Iraq has lived with death and destitution for decades, and once again finds itself on the brink of possible war. That the country still has a cultural life might seem counterintuitive. But it does.

There are plays, poetry readings, art galleries — and a functioning symphony orchestra.

For 28 years, Abdul Razzak al-Aazzaui has conducted the Iraqi National Symphony Orchestra — even when the chaos of this country has affected him in the most personal of ways.

In 1985, during the Iran-Iraq war, a bomb hit his house.

"My house was destroyed completely and I lost my two children, a boy and girl," said al-Aazzaui.

He was back at work in a matter of months.

"Whatever happened to me," he said, "I never stop working with the music. I love it.
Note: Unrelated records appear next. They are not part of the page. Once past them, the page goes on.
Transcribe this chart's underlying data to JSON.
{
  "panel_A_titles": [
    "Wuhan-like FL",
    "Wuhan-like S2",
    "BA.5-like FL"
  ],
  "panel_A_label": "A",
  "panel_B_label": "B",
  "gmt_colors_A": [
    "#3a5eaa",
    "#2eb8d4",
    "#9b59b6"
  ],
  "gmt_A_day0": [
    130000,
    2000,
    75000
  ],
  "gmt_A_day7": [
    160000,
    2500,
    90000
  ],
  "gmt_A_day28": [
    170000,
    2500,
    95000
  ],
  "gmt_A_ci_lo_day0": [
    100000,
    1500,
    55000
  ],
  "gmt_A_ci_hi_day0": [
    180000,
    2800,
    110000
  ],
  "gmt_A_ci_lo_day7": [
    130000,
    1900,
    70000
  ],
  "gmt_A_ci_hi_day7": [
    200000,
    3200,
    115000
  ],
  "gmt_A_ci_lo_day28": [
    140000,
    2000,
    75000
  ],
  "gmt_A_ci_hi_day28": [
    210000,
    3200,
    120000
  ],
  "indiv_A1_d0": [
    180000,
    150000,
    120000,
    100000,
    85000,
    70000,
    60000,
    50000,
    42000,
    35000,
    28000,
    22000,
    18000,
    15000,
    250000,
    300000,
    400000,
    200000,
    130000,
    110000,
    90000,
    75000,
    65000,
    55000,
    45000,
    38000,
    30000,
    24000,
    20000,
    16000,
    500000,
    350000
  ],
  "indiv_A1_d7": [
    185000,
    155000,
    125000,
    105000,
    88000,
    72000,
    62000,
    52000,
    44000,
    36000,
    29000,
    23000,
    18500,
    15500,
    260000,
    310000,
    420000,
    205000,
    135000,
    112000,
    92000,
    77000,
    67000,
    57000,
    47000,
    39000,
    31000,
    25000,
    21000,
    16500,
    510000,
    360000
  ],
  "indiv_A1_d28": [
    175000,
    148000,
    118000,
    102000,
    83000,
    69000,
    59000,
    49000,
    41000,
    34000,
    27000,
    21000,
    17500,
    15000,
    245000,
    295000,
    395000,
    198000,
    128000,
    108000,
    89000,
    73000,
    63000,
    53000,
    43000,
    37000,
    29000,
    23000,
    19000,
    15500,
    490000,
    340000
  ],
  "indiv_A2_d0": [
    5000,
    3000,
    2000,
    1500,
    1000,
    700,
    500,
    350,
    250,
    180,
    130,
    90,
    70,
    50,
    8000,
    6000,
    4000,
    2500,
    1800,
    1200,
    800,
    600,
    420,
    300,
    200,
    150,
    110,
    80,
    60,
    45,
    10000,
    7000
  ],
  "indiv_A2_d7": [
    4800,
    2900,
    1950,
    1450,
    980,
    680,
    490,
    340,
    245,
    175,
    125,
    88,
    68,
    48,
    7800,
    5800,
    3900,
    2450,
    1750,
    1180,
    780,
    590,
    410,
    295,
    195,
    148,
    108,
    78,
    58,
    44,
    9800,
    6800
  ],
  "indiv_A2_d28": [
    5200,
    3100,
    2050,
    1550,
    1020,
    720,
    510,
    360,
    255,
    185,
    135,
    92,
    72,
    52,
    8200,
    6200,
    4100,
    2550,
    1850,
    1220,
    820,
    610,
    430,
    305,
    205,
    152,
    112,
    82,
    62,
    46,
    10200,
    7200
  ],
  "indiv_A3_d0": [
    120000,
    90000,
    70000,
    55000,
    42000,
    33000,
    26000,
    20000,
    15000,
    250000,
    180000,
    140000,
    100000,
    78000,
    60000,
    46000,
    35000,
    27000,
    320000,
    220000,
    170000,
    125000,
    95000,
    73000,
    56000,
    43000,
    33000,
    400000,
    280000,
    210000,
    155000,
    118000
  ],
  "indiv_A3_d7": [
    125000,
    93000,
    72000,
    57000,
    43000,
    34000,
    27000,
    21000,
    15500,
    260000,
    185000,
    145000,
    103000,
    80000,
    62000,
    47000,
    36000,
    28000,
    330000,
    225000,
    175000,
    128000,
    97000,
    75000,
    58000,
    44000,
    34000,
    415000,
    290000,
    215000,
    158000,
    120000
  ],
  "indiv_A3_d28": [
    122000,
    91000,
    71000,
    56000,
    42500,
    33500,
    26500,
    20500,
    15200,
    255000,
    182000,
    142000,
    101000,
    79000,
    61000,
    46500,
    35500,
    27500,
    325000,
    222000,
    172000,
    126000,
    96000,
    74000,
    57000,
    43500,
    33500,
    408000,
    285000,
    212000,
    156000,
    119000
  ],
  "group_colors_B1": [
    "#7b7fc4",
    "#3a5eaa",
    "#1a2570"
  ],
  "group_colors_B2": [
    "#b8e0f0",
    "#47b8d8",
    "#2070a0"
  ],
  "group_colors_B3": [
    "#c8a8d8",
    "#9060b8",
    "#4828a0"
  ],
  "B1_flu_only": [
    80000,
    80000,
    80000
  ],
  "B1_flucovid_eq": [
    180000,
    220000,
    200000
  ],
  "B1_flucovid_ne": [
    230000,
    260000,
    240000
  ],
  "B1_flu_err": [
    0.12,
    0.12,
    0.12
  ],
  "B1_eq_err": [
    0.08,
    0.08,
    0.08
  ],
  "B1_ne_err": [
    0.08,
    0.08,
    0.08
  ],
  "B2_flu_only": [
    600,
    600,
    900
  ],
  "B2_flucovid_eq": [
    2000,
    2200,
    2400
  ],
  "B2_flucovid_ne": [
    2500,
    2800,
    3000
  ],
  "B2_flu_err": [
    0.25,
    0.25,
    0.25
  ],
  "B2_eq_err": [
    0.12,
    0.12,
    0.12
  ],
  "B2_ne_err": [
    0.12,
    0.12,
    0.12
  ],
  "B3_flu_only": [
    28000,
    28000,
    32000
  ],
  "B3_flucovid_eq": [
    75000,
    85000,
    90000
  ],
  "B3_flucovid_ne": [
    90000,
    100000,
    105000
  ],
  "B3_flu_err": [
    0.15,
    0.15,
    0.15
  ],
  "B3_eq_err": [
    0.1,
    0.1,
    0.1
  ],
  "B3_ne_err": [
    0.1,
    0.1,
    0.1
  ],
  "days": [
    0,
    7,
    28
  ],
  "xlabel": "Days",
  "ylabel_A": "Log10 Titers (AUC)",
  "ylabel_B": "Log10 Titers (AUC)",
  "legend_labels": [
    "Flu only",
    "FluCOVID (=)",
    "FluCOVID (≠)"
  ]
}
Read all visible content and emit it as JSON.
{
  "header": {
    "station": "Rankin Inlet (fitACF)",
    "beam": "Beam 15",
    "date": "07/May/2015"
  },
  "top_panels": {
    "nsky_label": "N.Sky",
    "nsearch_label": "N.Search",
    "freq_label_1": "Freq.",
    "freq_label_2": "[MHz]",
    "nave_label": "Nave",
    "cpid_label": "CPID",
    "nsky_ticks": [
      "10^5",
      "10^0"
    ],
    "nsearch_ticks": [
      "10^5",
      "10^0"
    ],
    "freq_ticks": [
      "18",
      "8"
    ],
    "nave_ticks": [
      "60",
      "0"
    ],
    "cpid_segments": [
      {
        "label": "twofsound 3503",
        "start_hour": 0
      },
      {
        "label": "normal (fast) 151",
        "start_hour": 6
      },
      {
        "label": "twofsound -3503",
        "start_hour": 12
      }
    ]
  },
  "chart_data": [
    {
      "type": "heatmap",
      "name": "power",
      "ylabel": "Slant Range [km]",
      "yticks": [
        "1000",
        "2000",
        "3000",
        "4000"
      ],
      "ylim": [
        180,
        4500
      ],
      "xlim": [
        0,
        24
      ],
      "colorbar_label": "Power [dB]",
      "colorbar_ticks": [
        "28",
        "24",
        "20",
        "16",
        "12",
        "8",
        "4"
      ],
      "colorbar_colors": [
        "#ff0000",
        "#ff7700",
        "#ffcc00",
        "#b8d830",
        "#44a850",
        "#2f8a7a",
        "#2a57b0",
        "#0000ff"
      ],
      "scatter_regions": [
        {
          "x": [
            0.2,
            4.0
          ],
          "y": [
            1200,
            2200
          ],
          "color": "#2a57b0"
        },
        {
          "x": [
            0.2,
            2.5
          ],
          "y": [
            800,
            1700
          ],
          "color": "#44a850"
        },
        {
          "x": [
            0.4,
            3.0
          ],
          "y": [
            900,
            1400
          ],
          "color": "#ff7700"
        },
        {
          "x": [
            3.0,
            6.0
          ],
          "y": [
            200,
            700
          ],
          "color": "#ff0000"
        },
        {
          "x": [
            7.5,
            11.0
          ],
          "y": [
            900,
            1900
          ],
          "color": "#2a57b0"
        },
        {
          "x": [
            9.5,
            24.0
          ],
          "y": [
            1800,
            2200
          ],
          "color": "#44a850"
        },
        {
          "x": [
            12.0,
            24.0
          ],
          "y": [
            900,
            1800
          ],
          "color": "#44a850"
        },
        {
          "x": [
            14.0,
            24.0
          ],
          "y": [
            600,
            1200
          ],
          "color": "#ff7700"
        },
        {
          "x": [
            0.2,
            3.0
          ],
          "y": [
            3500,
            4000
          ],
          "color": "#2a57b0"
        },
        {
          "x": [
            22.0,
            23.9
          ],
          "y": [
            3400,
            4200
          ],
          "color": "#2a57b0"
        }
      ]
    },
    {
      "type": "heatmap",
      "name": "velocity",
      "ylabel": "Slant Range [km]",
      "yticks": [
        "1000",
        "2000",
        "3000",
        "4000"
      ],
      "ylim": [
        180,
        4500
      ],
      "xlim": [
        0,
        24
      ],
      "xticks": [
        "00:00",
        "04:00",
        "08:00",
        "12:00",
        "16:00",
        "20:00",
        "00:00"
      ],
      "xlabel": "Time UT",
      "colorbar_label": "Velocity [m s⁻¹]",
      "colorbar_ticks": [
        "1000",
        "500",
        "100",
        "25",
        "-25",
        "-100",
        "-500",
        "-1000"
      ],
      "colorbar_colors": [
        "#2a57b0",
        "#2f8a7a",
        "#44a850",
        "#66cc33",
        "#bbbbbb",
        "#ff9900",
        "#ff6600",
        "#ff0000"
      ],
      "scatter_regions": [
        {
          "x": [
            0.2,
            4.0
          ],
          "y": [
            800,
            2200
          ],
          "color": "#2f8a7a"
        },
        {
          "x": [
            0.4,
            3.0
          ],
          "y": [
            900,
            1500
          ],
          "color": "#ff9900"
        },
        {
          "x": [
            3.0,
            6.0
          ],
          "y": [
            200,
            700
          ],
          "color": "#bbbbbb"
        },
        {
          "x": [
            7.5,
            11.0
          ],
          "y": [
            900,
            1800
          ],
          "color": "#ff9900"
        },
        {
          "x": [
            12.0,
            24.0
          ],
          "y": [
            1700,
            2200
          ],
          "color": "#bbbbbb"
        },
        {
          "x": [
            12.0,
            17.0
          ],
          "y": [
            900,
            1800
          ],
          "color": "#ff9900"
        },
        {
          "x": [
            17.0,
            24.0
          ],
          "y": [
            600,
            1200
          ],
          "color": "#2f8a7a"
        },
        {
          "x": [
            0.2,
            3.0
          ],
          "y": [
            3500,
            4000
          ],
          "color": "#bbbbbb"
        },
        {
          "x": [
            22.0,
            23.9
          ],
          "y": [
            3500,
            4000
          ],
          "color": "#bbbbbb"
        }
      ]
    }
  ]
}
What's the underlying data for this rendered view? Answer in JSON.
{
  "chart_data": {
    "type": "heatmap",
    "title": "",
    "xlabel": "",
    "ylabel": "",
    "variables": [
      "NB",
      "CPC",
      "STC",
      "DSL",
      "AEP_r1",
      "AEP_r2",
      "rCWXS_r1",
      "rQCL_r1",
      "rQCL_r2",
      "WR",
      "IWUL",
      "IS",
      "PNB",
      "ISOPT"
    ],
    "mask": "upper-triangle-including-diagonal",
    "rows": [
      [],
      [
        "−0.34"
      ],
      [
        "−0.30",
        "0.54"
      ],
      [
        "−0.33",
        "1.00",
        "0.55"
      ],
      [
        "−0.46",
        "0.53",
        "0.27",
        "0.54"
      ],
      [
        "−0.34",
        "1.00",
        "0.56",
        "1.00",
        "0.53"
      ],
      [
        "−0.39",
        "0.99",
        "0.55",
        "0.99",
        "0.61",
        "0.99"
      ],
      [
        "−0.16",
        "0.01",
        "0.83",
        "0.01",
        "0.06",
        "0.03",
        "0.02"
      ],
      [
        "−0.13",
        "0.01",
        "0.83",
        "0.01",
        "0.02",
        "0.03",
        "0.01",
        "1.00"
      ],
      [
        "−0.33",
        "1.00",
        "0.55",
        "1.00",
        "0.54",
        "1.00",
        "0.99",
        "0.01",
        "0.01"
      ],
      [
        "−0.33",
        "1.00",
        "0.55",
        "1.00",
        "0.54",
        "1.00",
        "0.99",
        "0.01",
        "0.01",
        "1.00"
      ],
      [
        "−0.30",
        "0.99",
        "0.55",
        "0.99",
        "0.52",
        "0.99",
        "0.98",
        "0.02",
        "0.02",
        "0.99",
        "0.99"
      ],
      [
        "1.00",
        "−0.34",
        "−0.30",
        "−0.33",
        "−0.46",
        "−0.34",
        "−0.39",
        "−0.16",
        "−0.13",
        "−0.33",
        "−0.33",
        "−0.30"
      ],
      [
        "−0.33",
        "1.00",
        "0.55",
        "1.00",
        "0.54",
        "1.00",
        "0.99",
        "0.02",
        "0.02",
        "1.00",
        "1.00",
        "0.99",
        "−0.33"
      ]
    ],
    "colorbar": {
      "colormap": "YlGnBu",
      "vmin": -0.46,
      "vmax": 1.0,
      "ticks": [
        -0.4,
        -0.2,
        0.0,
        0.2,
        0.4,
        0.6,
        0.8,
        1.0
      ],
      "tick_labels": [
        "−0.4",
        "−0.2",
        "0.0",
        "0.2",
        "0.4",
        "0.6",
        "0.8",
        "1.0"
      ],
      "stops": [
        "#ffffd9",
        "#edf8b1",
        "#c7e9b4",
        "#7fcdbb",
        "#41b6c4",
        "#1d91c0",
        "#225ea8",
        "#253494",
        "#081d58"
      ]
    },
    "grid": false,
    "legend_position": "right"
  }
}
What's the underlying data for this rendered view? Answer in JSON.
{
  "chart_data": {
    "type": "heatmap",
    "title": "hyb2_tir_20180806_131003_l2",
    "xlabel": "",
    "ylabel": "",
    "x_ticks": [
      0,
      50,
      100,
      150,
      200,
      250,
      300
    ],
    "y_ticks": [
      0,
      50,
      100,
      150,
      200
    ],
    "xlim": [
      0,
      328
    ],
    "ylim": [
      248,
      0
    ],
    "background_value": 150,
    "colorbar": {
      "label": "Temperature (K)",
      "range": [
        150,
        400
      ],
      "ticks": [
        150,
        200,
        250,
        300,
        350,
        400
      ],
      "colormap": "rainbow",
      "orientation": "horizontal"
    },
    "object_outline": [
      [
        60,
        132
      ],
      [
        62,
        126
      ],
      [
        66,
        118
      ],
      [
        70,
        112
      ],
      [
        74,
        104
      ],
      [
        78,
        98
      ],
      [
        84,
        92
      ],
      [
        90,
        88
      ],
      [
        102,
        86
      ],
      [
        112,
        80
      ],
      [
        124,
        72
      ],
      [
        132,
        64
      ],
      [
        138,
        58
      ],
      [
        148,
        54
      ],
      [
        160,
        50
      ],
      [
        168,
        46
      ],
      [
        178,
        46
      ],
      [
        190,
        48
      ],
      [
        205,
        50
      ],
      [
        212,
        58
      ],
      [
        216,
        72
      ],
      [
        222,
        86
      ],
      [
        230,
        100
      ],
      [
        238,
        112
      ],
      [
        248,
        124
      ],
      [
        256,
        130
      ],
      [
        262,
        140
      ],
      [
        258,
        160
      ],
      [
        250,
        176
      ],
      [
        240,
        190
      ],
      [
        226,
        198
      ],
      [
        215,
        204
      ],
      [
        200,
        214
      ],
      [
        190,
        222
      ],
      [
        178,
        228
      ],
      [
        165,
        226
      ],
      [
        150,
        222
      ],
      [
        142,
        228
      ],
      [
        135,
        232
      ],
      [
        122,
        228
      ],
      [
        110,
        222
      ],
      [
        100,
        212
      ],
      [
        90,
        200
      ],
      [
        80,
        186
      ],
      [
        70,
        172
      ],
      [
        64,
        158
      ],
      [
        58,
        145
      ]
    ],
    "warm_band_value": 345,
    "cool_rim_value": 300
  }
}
Just like that."

A Dedicated Following

Al-Aazzaui's 50 musicians share his matter-of-fact devotion.

The government pays them, but the salary is so small they all have to work second jobs.

Anny Cleminian, who plays violin, is a lab technician.

Lance Joseph, who plays bassoon, is a teacher.

And Emad Yosif Jamil, the singer, has a coffee business.

"We are defying these sanctions and these wars with this music," said Jamil. "We don't want this orchestra to die. We'd like it to continue."

A Few Hours of Happiness

International sanctions make it hard for al-Aazzaui to find sheet music and trained musicians.

But audience members, who pay $1 a ticket, have embraced the symphony.

"Life has to go on," said one woman from the audience. "We have to hear music. This is it. Life has to go on."

For these people, for a few hours at least, music means happiness.